The European Commission released proposed changes to the European Sustainability Reporting Standards (ESRS) that aim to reduce the burden on smaller companies and first-time reporters. The rules extend the phase-in times for smaller companies on factors such as Scope 3 value chain emissions and propose an extra year for all companies to disclose information on anticipated financial effects related to non-climate environmental issues. Other proposals in the draft include making some disclosures voluntary, including biodiversity transition plans, measures to ensure interoperability with global standard setting initiatives such as the ISSB and GRI, along with other technical modifications.
- Teneo Takeaway: The Commission’s modifications intend to allow companies to effectively implement the rules in a reasonable time. Critics of the changes note that it reduces reporting requirements at the expense of the public interest.
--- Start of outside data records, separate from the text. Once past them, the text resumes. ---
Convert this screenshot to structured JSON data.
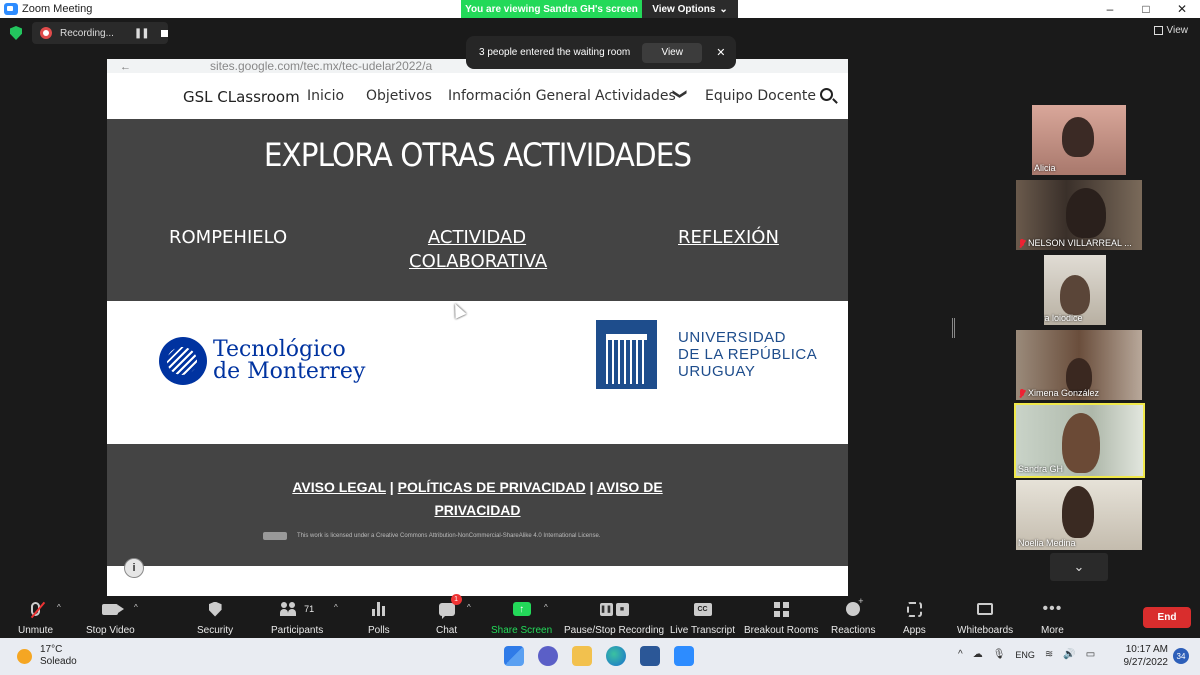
{
  "window": {
    "title": "Zoom Meeting",
    "viewing_banner": "You are viewing Sandra GH's screen",
    "view_options": "View Options",
    "minimize": "–",
    "maximize": "□",
    "close": "✕"
  },
  "recording": {
    "label": "Recording..."
  },
  "view_button": "View",
  "notification": {
    "message": "3 people entered the waiting room",
    "view_label": "View",
    "close": "✕"
  },
  "shared_screen": {
    "url": "sites.google.com/tec.mx/tec-udelar2022/a",
    "site": {
      "brand": "GSL CLassroom",
      "nav": [
        "Inicio",
        "Objetivos",
        "Información General",
        "Actividades",
        "Equipo Docente"
      ],
      "chevron": "❯"
    },
    "explore": {
      "title": "EXPLORA OTRAS ACTIVIDADES",
      "activities": [
        {
          "line1": "ROMPEHIELO",
          "line2": ""
        },
        {
          "line1": "ACTIVIDAD ",
          "line2": "COLABORATIVA"
        },
        {
          "line1": "REFLEXIÓN",
          "line2": ""
        }
      ]
    },
    "logos": {
      "tec_line1": "Tecnológico",
      "tec_line2": "de Monterrey",
      "udelar_line1": "UNIVERSIDAD",
      "udelar_line2": "DE LA REPÚBLICA",
      "udelar_line3": "URUGUAY"
    },
    "footer": {
      "aviso_legal": "AVISO LEGAL",
      "sep": " | ",
      "politicas": "POLÍTICAS DE PRIVACIDAD",
      "aviso_de": "AVISO DE ",
      "privacidad": "PRIVACIDAD",
      "license": "This work is licensed under a Creative Commons Attribution-NonCommercial-ShareAlike 4.0 International License."
    },
    "info_icon": "i"
  },
  "participants": [
    {
      "name": "Alicia",
      "muted": false,
      "bg": "#b98a7a"
    },
    {
      "name": "NELSON VILLARREAL ...",
      "muted": true,
      "bg": "#5a4a40"
    },
    {
      "name": "clara loiodice",
      "muted": true,
      "bg": "#c9c2b6"
    },
    {
      "name": "Ximena González",
      "muted": true,
      "bg": "#7a5e4a"
    },
    {
      "name": "Sandra GH",
      "muted": false,
      "bg": "#c8cfc6"
    },
    {
      "name": "Noelia Medina",
      "muted": false,
      "bg": "#d6d0c4"
    }
  ],
  "scroll_chevron": "⌄",
  "toolbar": {
    "unmute": "Unmute",
    "stop_video": "Stop Video",
    "security": "Security",
    "participants": "Participants",
    "participants_count": "71",
    "polls": "Polls",
    "chat": "Chat",
    "chat_badge": "1",
    "share_screen": "Share Screen",
    "pause_stop": "Pause/Stop Recording",
    "live_transcript": "Live Transcript",
    "cc": "CC",
    "breakout": "Breakout Rooms",
    "reactions": "Reactions",
    "apps": "Apps",
    "whiteboards": "Whiteboards",
    "more": "More",
    "end": "End",
    "caret": "^"
  },
  "taskbar": {
    "temp": "17°C",
    "weather": "Soleado",
    "lang": "ENG",
    "time": "10:17 AM",
    "date": "9/27/2022",
    "notif_count": "34",
    "tray_up": "^",
    "tray_cloud": "☁",
    "tray_mic": "🎙",
    "tray_wifi": "≋",
    "tray_vol": "🔊",
    "tray_battery": "▭"
  }
}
ISS ESG, the sustainable investment arm of Institutional Shareholder Services, announced planned methodology enhancements to its Environmental & Social Disclosure QualityScore solution for global institutional investors. The update revises, retires and adds underlying scoring factors to provide an improved measure of corporate disclosure practices and increase coverage of materials issues. Topics and enhancements include added in-depth assessments of labor relations and occupational health disclosures; improved tracking of disclosures in areas of workforce diversity and equality, and an increase in granularity of reviewing carbon and climate-related disclosure.
- Teneo Takeaway: Companies will have from July 10 to July 21 to verify and submit changes to their data on all factors before scores and calculated and made available.
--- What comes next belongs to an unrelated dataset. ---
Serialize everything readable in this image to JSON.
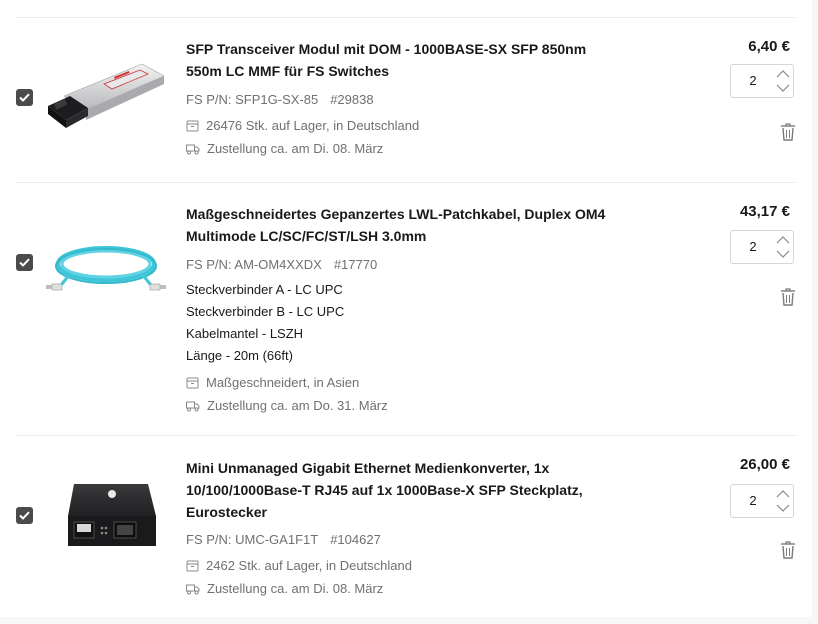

They Said It: ESG Influencers Speak Out
Following U.S. Secretary of State Antony Bliken’s trip to Beijing, U.S. climate envoy John Kerry confirmed that he has been invited to visit China, saying, “We're talking about the things we very much hope China will be able to do and together with us. We have to create a partnership here. China and the United States are the two largest emitters in the world … President Biden believes they (U.S.-China climate talks) should be free standing and the Chinese have said to me that they believe now that it is free standing and should be …. I think there is a general agreement that you cannot let a threat to everybody - every society, every country, every human being - that threat should not be allowed to be caught up in bilateral differences, which are real.”